Look at the topic headings below, marked A, B, C, D E, and F, and match them with the paragraphs in the text below. There is one extra heading which you don’t need to use.
  Questions 1-5 are based on the following passage.
  A. Decrease in food yields
  B. Drop in yield affected by reduction in research
  C. Pollution mining crops
  D. Desperate situation for Asia
  E. Population explosion compounds Asia’s problems
  F. International commerce threatens Asian agriculture
WHY WE CAN’T AFFORD TO LET ASIA STARVE  Among the problems afflicting a burgeoning world population, overcrowding, poverty and environmental degradation are combining to put at risk the very essence of our survival-food.
  
  “If by the beginning of the next century we have failed to satisfy the very basic needs of the two billion very poor and four billion poor, life for the rest of us could be extremely risky and uncomfortable,” predicts Dr. Klaus Lampe of the International Rice Research Institute (IRRI) in the Philippines. This is a highly threatening, even terrifying prediction for Asia, where 70 per cent of the world’s poor live but where reserves of good quality arable land have practically run out.
  
  Although the world regards Asia as the focus of an economic and industrial miracle, without adequate supplies of food, Lampe says, chaos could easily result in many countries. And the impact will be felt widely throughout the region. In the 1990s alone, he says, the cities of Asia will be swollen by a further 500 million people—nearly equal to the population of the United States and European Community combined. “The only growing population in Asia is that of the poor. Prime productive land is being used for city expansion and building roads, while thousands of hectares are being taken out of production each year because of salinity or alkalinity.”
  
  From the mid-1960s when the Green Revolution began, Asian food production doubled through a combination of highyielding crops, expanded farming area and greater intensification. From now on, growing enough food will depend almost entirely on increasing yield from the same, or smaller, area of land. However, a mysterious threat is emerging in the noticeably declining yields of rice from areas that have been most intensively farmed. Unless scientists can unravel why this is so, food output in Asia may actually stagnate at a time when population will double.
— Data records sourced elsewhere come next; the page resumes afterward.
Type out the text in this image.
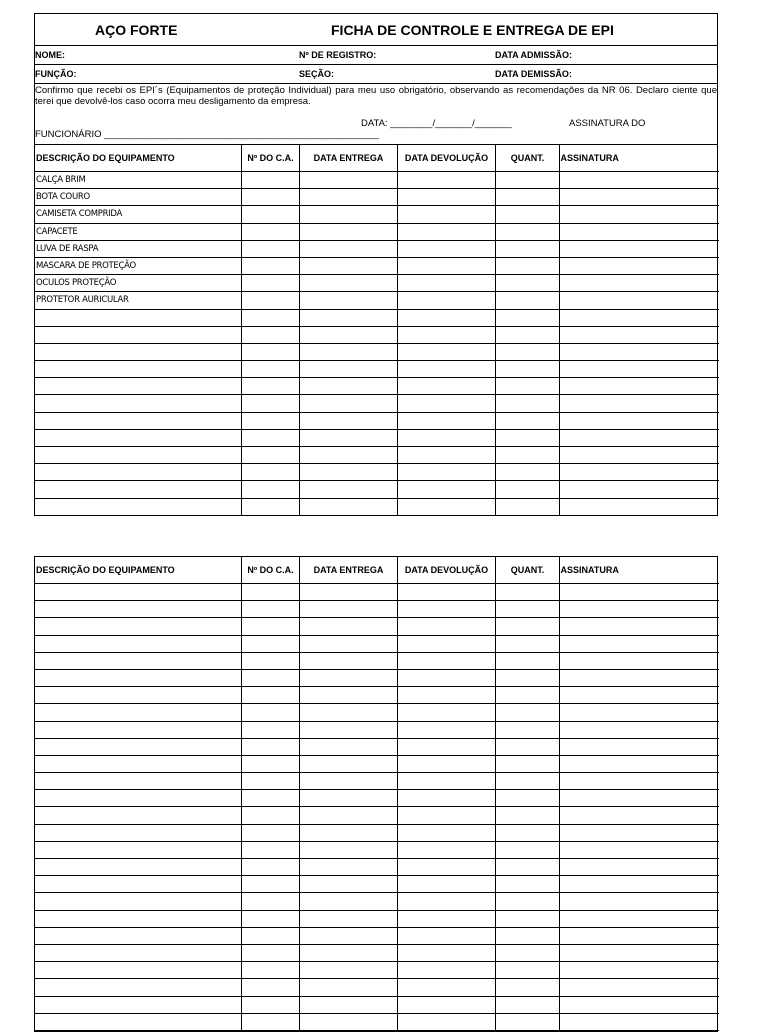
AÇO FORTE	FICHA DE CONTROLE E ENTREGA DE EPI
NOME:	Nº DE REGISTRO:	DATA ADMISSÃO:
FUNÇÃO:	SEÇÃO:	DATA DEMISSÃO:
Confirmo que recebi os EPI´s (Equipamentos de proteção Individual) para meu uso obrigatório, observando as recomendações da NR 06. Declaro ciente que terei que devolvê-los caso ocorra meu desligamento da empresa.
DATA: ________/_______/_______	ASSINATURA DO
FUNCIONÁRIO ____________________________________________________
DESCRIÇÃO DO EQUIPAMENTO	Nº DO C.A.	DATA ENTREGA	DATA DEVOLUÇÃO	QUANT.	ASSINATURA
CALÇA BRIM					
BOTA COURO					
CAMISETA COMPRIDA					
CAPACETE					
LUVA DE RASPA					
MASCARA DE PROTEÇÃO					
OCULOS PROTEÇÃO					
PROTETOR AURICULAR					

DESCRIÇÃO DO EQUIPAMENTO	Nº DO C.A.	DATA ENTREGA	DATA DEVOLUÇÃO	QUANT.	ASSINATURA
Such issues, Lampe argues, while seen as remote by many countries and international corporations, will strike at their economic base as well. Societies that are too poor or driven by internal strife and civil war will be bad for investment or as markets for goods. Pressure from a rising tide of environmental and political refugees may also be felt.
  
  One significant factor undermining the agricultural economies of developing countries has been the farm trade war between the US and the EC. “We talk about environmental degradation and dangerous chemicals, yet spend billions of US dollars and ECUs producing things we don’t want which ruin local production systems and incomes for poor people,” Lampe says. And instead of developed countries helping struggling nations to develop sustainable food production systems, their policies tend to erode and destroy them.
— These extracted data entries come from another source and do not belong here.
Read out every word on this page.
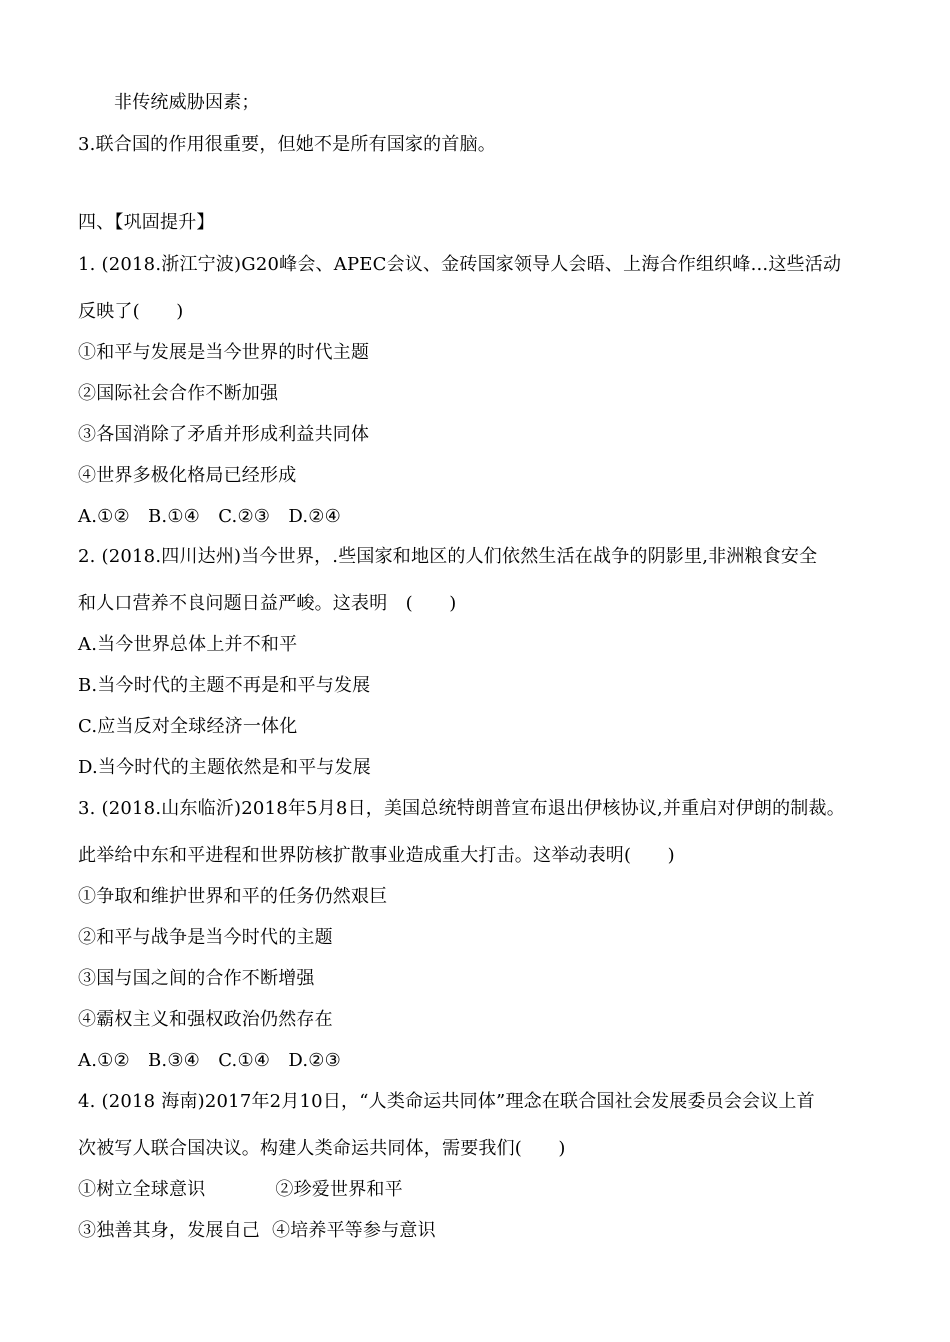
非传统威胁因素；
3.联合国的作用很重要，但她不是所有国家的首脑。
四、【巩固提升】
1. (2018.浙江宁波)G20峰会、APEC会议、金砖国家领导人会晤、上海合作组织峰...这些活动
反映了(　　)
①和平与发展是当今世界的时代主题
②国际社会合作不断加强
③各国消除了矛盾并形成利益共同体
④世界多极化格局已经形成
A.①②　B.①④　C.②③　D.②④
2. (2018.四川达州)当今世界，.些国家和地区的人们依然生活在战争的阴影里,非洲粮食安全
和人口营养不良问题日益严峻。这表明　(　　)
A.当今世界总体上并不和平
B.当今时代的主题不再是和平与发展
C.应当反对全球经济一体化
D.当今时代的主题依然是和平与发展
3. (2018.山东临沂)2018年5月8日，美国总统特朗普宣布退出伊核协议,并重启对伊朗的制裁。
此举给中东和平进程和世界防核扩散事业造成重大打击。这举动表明(　　)
①争取和维护世界和平的任务仍然艰巨
②和平与战争是当今时代的主题
③国与国之间的合作不断增强
④霸权主义和强权政治仍然存在
A.①②　B.③④　C.①④　D.②③
4. (2018 海南)2017年2月10日，“人类命运共同体”理念在联合国社会发展委员会会议上首
次被写人联合国决议。构建人类命运共同体，需要我们(　　)
①树立全球意识	②珍爱世界和平
③独善其身，发展自己 ④培养平等参与意识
  When world grain prices are bad, farmers in Asia’s uplands turn from rice to cash crops to supplement failing incomes, or clear larger areas of rainforest with catastrophic environmental consequences within just a few years. Cleared rainforest soils are highly erosive; even where they are not, they rapidly become acid and toxic under intense cultivation and plants die, forcing the clearing of ever-larger areas.
  
  Research at the IRRI has indicated that intensive rice production-growing two or three crops a year on the same land is showing signs of yield declines as great as 30 per cent. Evidence for this comes from as far a field as India, The Philippines and Indonesia. At the same time, agricultural research worldwide has been contracting as governments, non-government bodies and private donors reduce funding because of domestic economic pressures. This means, Lampe says, that at risk is the capacity to solve such problems as rice yield decline and research to breed the new generation of superyielding crops. Yet rice will be needed to feed more than half the human population—an estimated 4.5 billion out of 8.3 billion people by 2030.
  Compared with the building of weapons of mass destruction or the mounting of space missions to Mars, Lampe says, the devising of sustainable farming systems has little political appeal to most governments: “To them I say: I hope you can sleep well at night.”

发布日期:2021-09-26

Look at the topic headings below, marked A, B, C, ...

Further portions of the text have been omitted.